Development: Some facts Hans Rosling taught us

Written by: Charlotte Petri Gornitzka, Chair, OECD Development Assistance Committee (DAC)
Last update: 25 June 2018
Hans Rosling
Hans Rosling

I often wonder how to best show the impact of our combined efforts to eradicate poverty. Having worked on development issues for many years, I have seen the results first-hand. I have listened to women sharing how improved maternal care has enriched their family’s lives, and I have seen how access to financial services has turned unemployed youngsters into entrepreneurs who now employ others. While we all have examples of development co-operation that works, we sometimes lack the hard evidence, the facts, the data. When confronted with scepticism, our stories often become anecdotal examples with little value.

Solid data is essential to showing progress towards the UN Sustainable Development Goals (SDGs). We are in the midst of a data revolution where the combination of big data, open data and the rapid proliferation of information technology will radically boost our knowledge and understanding. But what will happen in the least developed and conflict-ridden countries where there are huge data gaps, or data of very poor quality?

While many members of the OECD’s Development Assistance Committee (DAC) provide support for the collection and processing of statistics in developing countries, there is more work to be done. DAC donor countries are only just tapping into the potential of big data for development co-operation.

To focus this year’s report on data for development is both timely and important. We must invest more in data. The global 2030 Agenda for Sustainable Development requires hard facts and figures to show what works and what doesn’t. We all need statistics to show successes and setbacks in development.

I also like to think that by putting the focus on data for development, we are paying tribute to Hans Rosling,* a legendary professor and statistician. Sadly, Hans passed away in 2017. No one has ever brought statistics to life in the way Hans did. No one has shown the importance of combining datasets to uncover new insights better than he did.
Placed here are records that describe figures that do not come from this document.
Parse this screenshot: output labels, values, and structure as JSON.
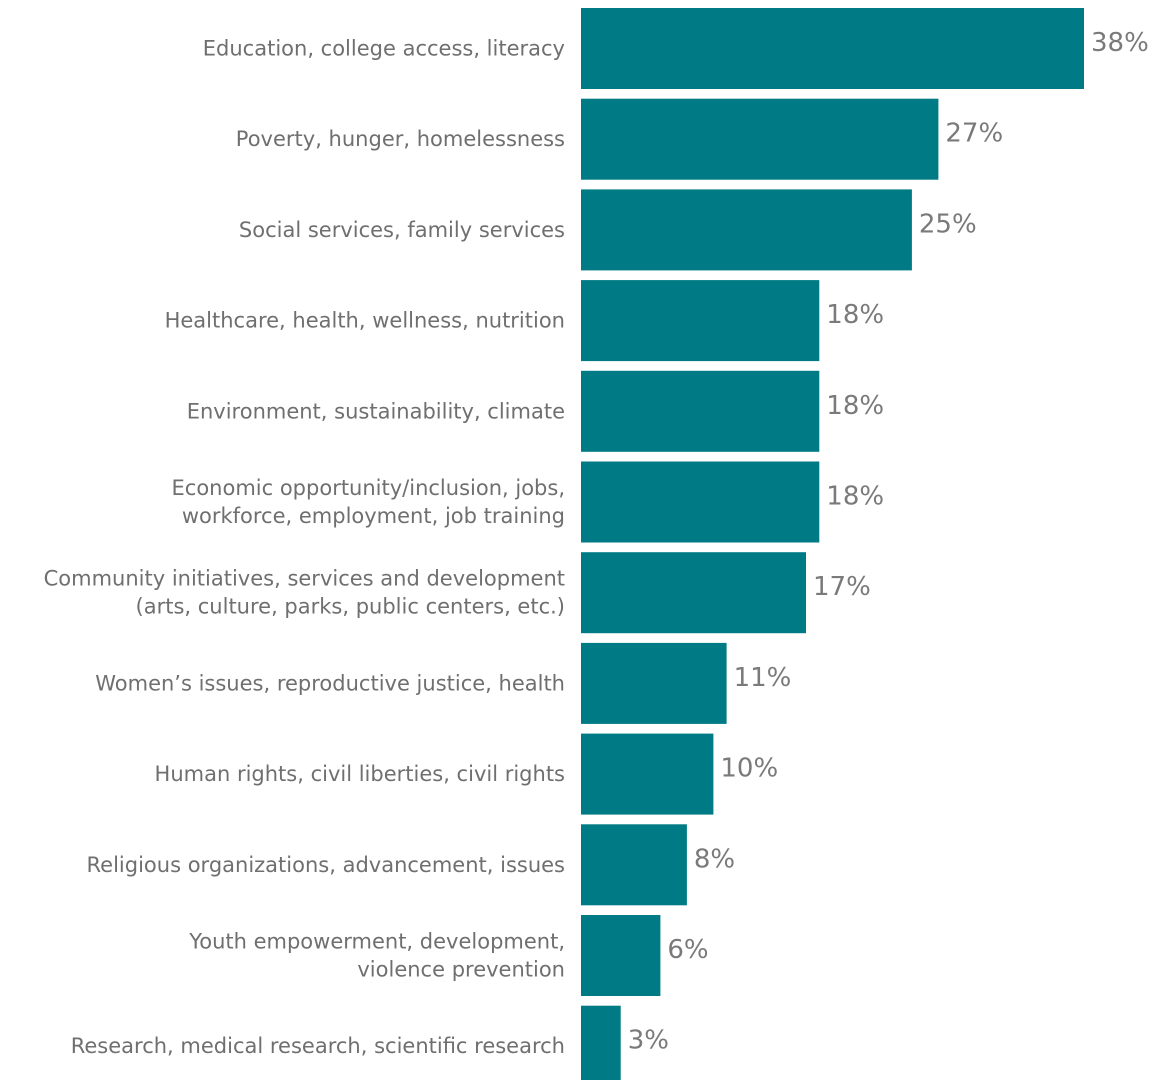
{
  "colors": {
    "bar": "#007A84",
    "category_text": "#6f6f6f",
    "value_text": "#7a7a7a",
    "background": "#ffffff"
  },
  "chart_data": {
    "type": "bar",
    "orientation": "horizontal",
    "title": "",
    "xlabel": "",
    "ylabel": "",
    "grid": false,
    "legend": "none",
    "xlim": [
      0,
      38
    ],
    "unit_suffix": "%",
    "categories": [
      [
        "Education, college access, literacy"
      ],
      [
        "Poverty, hunger, homelessness"
      ],
      [
        "Social services, family services"
      ],
      [
        "Healthcare, health, wellness, nutrition"
      ],
      [
        "Environment, sustainability, climate"
      ],
      [
        "Economic opportunity/inclusion, jobs,",
        "workforce, employment, job training"
      ],
      [
        "Community initiatives, services and development",
        "(arts, culture, parks, public centers, etc.)"
      ],
      [
        "Women’s issues, reproductive justice, health"
      ],
      [
        "Human rights, civil liberties, civil rights"
      ],
      [
        "Religious organizations, advancement, issues"
      ],
      [
        "Youth empowerment, development,",
        "violence prevention"
      ],
      [
        "Research, medical research, scientific research"
      ]
    ],
    "values": [
      38,
      27,
      25,
      18,
      18,
      18,
      17,
      11,
      10,
      8,
      6,
      3
    ],
    "value_labels": [
      "38%",
      "27%",
      "25%",
      "18%",
      "18%",
      "18%",
      "17%",
      "11%",
      "10%",
      "8%",
      "6%",
      "3%"
    ]
  }
}
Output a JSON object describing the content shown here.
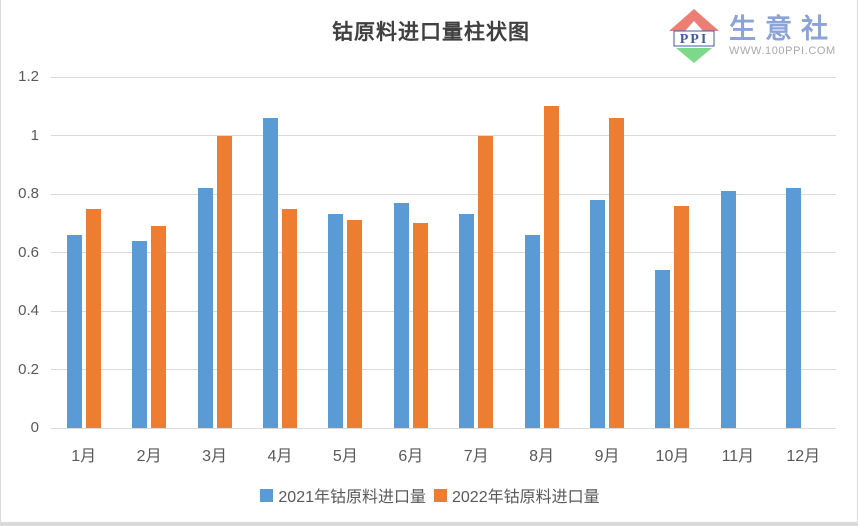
{
  "page_title": "钴原料进口量柱状图",
  "logo": {
    "ppi_label": "PPI",
    "brand_name": "生意社",
    "website": "WWW.100PPI.COM",
    "colors": {
      "roof": "#ec7e76",
      "diamond": "#7cd98a",
      "ppi_text": "#4059a9",
      "brand_text": "#8ba3d9",
      "url_text": "#a9a9a9"
    }
  },
  "chart_data": {
    "type": "bar",
    "title": "钴原料进口量柱状图",
    "categories": [
      "1月",
      "2月",
      "3月",
      "4月",
      "5月",
      "6月",
      "7月",
      "8月",
      "9月",
      "10月",
      "11月",
      "12月"
    ],
    "series": [
      {
        "name": "2021年钴原料进口量",
        "color": "#5B9BD5",
        "values": [
          0.66,
          0.64,
          0.82,
          1.06,
          0.73,
          0.77,
          0.73,
          0.66,
          0.78,
          0.54,
          0.81,
          0.82
        ]
      },
      {
        "name": "2022年钴原料进口量",
        "color": "#ED7D31",
        "values": [
          0.75,
          0.69,
          1.0,
          0.75,
          0.71,
          0.7,
          1.0,
          1.1,
          1.06,
          0.76,
          null,
          null
        ]
      }
    ],
    "ylim": [
      0,
      1.2
    ],
    "ytick_step": 0.2,
    "ytick_labels": [
      "0",
      "0.2",
      "0.4",
      "0.6",
      "0.8",
      "1",
      "1.2"
    ],
    "grid": true,
    "legend_position": "bottom",
    "gridline_color": "#d9d9d9",
    "tick_text_color": "#595959"
  }
}
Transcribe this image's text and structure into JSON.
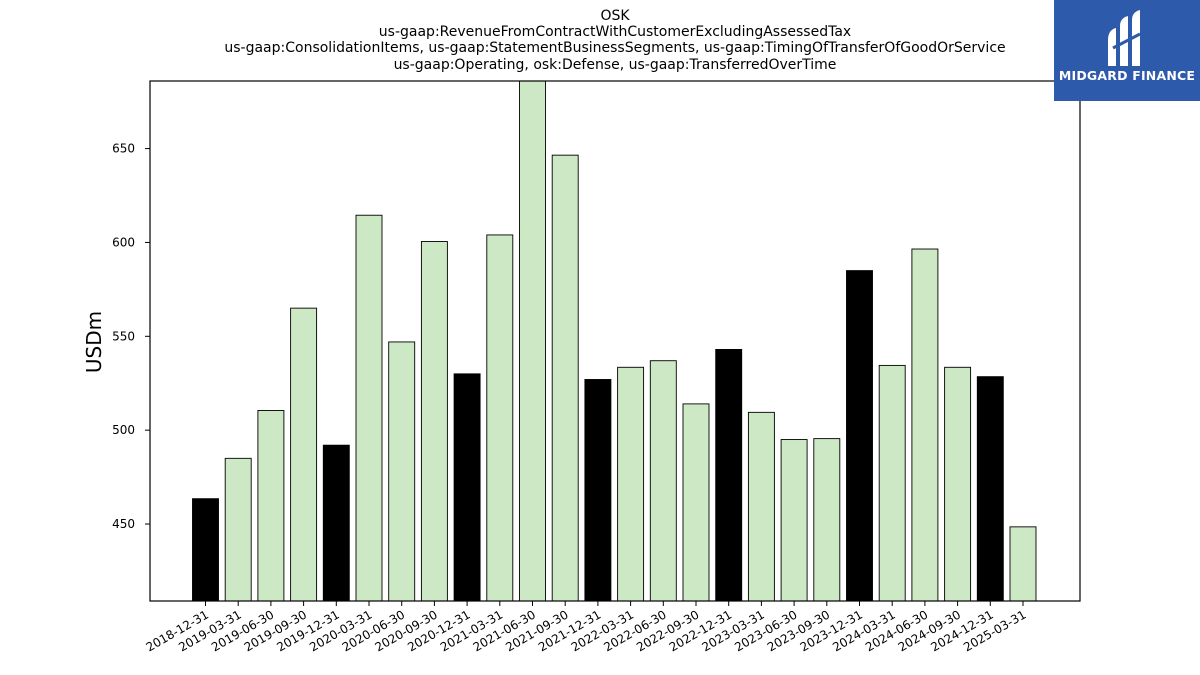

I was fortunate enough to have had the opportunity to discuss development issues with Hans. He was straightforward. He asked questions like, “Why do you spend so much money on these human rights and democracy programmes when you have no data to show they’re working?” He argued that we should invest more in children’s and women’s health because he could show the data that proved these policies had the best return on investment. He was also very encouraging and constructive when Sweden embarked on its open data journey (though he thought we should have broken down costs in more detail).

One of Hans’ most poignant messages, which I believe to be both very true and yet very easy to forget, was, “ What you think you know may be wrong because the world is constantly changing. Check the data! ” We all tend to stick to what we know and seek information to confirm our beliefs. Data therefore serves as a reality check as numbers do not lie. We are two years into the implementation of the boldest and most far-reaching development agenda ever created. We will end extreme poverty and at the same time stop climate change and the degradation of biodiversity so that humans and nature can restore balance. To monitor this, we have agreed to follow progress on more than 200 indicators in every single country even though we still lack much of the data today.

We need to keep modernising and improving aid statistics and data on financing for sustainable development. We need to increase our support for statistical capacity where it is needed and make better use of results data for policy and feedback to citizens. From my experience, the hardest part will be getting more investment to boost statistical capacity in partner countries. Donors know this is important but NGOs are not pressuring governments to spend more on this; neither is this an effort ministers will get media attention for.

The challenge is great, but the opportunities and gains are even greater. With more and better data we can show the much needed progress that girls, boys, women and men are making around the world. With more and better data we can make better and more informed decisions on how to support families who strive for a decent life. With more and better data we can come closer to what Hans Rosling’s son, Ola, calls a world of “factfulness”: a world where opinions, however passionately held and articulated, are supported by facts.

*Hans Rosling was a Swedish physician, academic, statistician, and public speaker. He was Professor of International Health at Karolinska Institutet and co-founder and chairman of the Gapminder Foundation, which promotes the use of data to understand global development. Rosling passed away on 7 February 2017 at the age of 68.